JSON-LDSenior teacher Person schema with knowsAbout and lineage authorisation, paste into the bio page Page Settings > Code Injection
<script type="application/ld+json">{"@context":"https://schema.org","@type":"Person","@id":"https://moonriseashtanga.com/teachers/priya-anand/#teacher","name":"Priya Anand","jobTitle":"Senior Teacher and Founder","url":"https://moonriseashtanga.com/teachers/priya-anand/","worksFor": {"@type":"SportsActivityLocation","name":"Moonrise Ashtanga Studio","@id":"https://moonriseashtanga.com/#studio"},"hasCredential":"Authorized to teach Mysore-style Ashtanga by KPJAYI Mysuru · E-RYT 500 · YACEP · Prenatal Yoga Certified (Yoga Alliance RPYT)","knowsAbout": ["Mysore-style Ashtanga yoga","Ashtanga primary series","Pranayama","Prenatal yoga","Yoga sutras of Patanjali","Daily six-day Mysore practice format"],"sameAs": ["https://www.linkedin.com/in/priya-anand","https://www.yogaalliance.org/TeacherPublicProfile?tid=PriyaAnand","https://www.kpjayi.org/authorised-teachers/"]}</script>
The sameAs links matter on a credentialed practitioner schema. AI engines use them to disambiguate one named teacher from another, and a senior teacher with LinkedIn plus a Yoga Alliance directory listing plus an upstream lineage organisation listing (KPJAYI authorised teacher list, an Iyengar certification page, a PMA certified teacher directory) is significantly easier to confidently attribute than an anonymous name. The lineage-organisation sameAs link is the most important of the three — it confirms the teacher's authorisation upstream, which is the trust signal AI engines weight most heavily on lineage-specific queries. The same pattern applies to certified classical Pilates teachers linking to the Pilates Method Alliance directory or to their named teacher-training programme.
§05Measurement
Measuring AI citation as a boutique studio
AI citation measurement for boutique studios works the same way it does for any local-service business: a tracking spreadsheet of 10-15 named-style plus neighbourhood queries, run weekly across ChatGPT, Perplexity, and a Google AI Overviews trigger, with a column for whether the studio appears and a column for which other sources cite alongside. GA4 referrer data captures only a fraction of AI traffic (most arrives without a referrer header), so the manual log is the primary signal. Expect 6-12 weeks for the first visible movement after a full install, with Perplexity moving fastest because its citation card structure rewards named-credential pages, and AI Overviews moving slowest because Google's broader local-pack logic still tilts toward the marketplaces on generic class queries.

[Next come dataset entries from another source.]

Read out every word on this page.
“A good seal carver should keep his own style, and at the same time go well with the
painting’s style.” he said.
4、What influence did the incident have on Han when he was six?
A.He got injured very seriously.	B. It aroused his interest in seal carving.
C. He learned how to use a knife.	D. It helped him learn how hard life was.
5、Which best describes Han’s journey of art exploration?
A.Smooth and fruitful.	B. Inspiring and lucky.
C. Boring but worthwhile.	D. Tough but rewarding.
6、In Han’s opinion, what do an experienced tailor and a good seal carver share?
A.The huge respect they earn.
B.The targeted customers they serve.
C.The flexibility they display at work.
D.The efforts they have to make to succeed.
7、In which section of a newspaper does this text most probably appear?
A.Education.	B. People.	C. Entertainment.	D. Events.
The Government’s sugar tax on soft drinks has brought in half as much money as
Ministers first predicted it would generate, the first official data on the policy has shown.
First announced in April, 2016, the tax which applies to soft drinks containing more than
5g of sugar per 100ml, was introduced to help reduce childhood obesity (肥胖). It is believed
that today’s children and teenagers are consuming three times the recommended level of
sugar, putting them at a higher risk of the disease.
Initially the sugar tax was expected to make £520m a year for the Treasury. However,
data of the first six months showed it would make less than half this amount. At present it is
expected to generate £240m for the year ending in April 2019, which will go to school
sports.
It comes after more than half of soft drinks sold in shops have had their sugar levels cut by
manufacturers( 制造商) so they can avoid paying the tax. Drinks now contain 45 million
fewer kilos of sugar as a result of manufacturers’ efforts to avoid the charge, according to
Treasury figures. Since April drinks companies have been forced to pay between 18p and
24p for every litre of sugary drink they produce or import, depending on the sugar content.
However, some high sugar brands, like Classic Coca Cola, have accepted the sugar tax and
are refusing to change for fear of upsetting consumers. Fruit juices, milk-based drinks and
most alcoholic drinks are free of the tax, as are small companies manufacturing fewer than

The query list is the leverage. Generic queries ("yoga studios in Los Angeles", "Pilates Brooklyn") are easy to track but unlikely to move in year one — the marketplace floor on those terms is too settled. Named-style plus neighbourhood queries ("Mysore-style Ashtanga Silver Lake", "Iyengar yoga Park Slope", "classical Pilates Reformer Brooklyn Heights") are harder to track because they require specific phrasing — but those are the queries where citation movement actually shows up. The right list mixes one or two slightly broader queries with eight to twelve constraint-stacked queries the studio genuinely wants to be the answer for. Update the list quarterly as the studio's teaching team evolves and new lineages or methods enter the studio's vocabulary.